In the first place, we have an effort by the Executive Branch to assert that an Executive Order takes precedence over a statutory requirement. They have to know that should litigation be re-initiated, they will lose on this point. So too does the anti-regulatory crowd, which probably won't wait for the courts but will expect Administration support for an appropriations rider prohibiting EPA from using resources on this rulemaking.
Second, the rationale used sets a very dangerous precedent for all health rulemaking. There is constantly new science being developed, and the APA does not require agencies to keep records open forever. There is constant pressure on agencies from industry, often backed by allies in Congress, to do just that. This statute, like many others, requires an agency to act based on the information available at the time -- just like the Congress, which authorizes the agencies, does itself. Indeed in this case it appears the EPA confined itself to evidence available in the record of the 2008 action. The anti-regulatory crowd will run with this theory (and probably suggested it as a way "out" to somebody senior who didn't understand the implications), unless a court reviewing this matter decides to spike this rationale. CPR needs to get out there to ensure that any court challenge explicitly raises this point.

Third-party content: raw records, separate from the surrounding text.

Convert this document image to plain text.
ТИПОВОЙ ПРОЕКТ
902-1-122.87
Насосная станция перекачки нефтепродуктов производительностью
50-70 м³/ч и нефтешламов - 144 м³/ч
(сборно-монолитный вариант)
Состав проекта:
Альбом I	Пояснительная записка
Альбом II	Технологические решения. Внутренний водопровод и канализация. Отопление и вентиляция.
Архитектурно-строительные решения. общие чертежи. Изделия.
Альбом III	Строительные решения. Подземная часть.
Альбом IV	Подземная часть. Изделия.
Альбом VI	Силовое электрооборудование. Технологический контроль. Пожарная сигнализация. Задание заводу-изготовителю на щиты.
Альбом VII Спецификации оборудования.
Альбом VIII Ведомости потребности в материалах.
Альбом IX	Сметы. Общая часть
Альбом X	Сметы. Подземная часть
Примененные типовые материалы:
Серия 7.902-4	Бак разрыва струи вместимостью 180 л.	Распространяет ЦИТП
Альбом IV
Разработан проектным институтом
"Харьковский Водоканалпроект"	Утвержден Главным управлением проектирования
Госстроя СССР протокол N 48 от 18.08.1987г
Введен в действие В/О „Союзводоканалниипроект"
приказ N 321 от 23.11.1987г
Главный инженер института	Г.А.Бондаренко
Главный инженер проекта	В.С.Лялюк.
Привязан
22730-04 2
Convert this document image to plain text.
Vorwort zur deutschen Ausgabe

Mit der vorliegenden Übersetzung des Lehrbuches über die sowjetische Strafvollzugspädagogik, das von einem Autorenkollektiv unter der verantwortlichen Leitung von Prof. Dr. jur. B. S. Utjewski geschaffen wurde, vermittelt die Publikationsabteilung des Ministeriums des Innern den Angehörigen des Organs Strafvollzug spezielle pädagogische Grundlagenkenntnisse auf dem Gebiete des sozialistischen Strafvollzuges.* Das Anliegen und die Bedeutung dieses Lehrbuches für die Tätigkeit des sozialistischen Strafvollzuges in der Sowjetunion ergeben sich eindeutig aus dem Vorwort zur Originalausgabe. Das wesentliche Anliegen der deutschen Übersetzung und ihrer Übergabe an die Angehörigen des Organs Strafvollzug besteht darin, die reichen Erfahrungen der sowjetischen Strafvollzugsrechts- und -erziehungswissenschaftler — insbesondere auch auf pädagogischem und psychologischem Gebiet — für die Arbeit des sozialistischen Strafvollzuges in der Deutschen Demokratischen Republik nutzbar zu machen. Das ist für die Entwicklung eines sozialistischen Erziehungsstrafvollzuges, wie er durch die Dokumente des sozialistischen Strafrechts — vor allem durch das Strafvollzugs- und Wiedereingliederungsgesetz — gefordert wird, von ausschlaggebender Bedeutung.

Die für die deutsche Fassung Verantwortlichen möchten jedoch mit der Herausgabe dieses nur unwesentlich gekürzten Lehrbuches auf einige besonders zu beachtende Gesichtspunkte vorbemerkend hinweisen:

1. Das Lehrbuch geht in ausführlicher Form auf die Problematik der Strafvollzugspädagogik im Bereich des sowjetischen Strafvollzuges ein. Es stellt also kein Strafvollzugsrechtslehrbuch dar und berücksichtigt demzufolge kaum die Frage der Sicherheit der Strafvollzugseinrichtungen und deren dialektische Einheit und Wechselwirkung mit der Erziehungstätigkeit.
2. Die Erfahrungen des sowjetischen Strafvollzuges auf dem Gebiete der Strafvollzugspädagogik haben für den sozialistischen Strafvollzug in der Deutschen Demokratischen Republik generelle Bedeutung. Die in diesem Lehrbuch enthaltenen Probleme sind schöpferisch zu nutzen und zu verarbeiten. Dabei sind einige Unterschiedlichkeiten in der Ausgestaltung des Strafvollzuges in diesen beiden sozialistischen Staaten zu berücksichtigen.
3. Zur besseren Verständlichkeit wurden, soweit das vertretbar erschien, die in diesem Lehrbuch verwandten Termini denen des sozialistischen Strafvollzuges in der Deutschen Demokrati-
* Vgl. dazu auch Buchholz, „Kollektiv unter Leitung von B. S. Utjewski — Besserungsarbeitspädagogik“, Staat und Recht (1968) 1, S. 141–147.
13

As a former federal regulator and participant in prior regulatory reform efforts, I have learned to give a little now and then when the alternative is a shellacking. It seems to me that the way for the White House to have approached this political problem in hard economic times is by requesting a delayed effective date (or taking credit for one if EPA included that in its draft). Yes, public health is at issue; but if you take a poll of the public, you're likely to find that until the economy recovers it is something they would be willing to defer until we see some signs of a recovery. I haven't seen the EPA benefits analysis, but typically some come sooner (e.g., investing in new technologies with added efficiencies) and some come down the road (e.g., fewer deaths) -- while the costs are up front. An appropriations rider prohibiting the agency from implementing a final rule has the same effect -- one year at a time only -- but extensions are harder to stop. A delayed effective date is very risky at the end of an Administration -- but at this point a one-year delay would not put the rule at risk.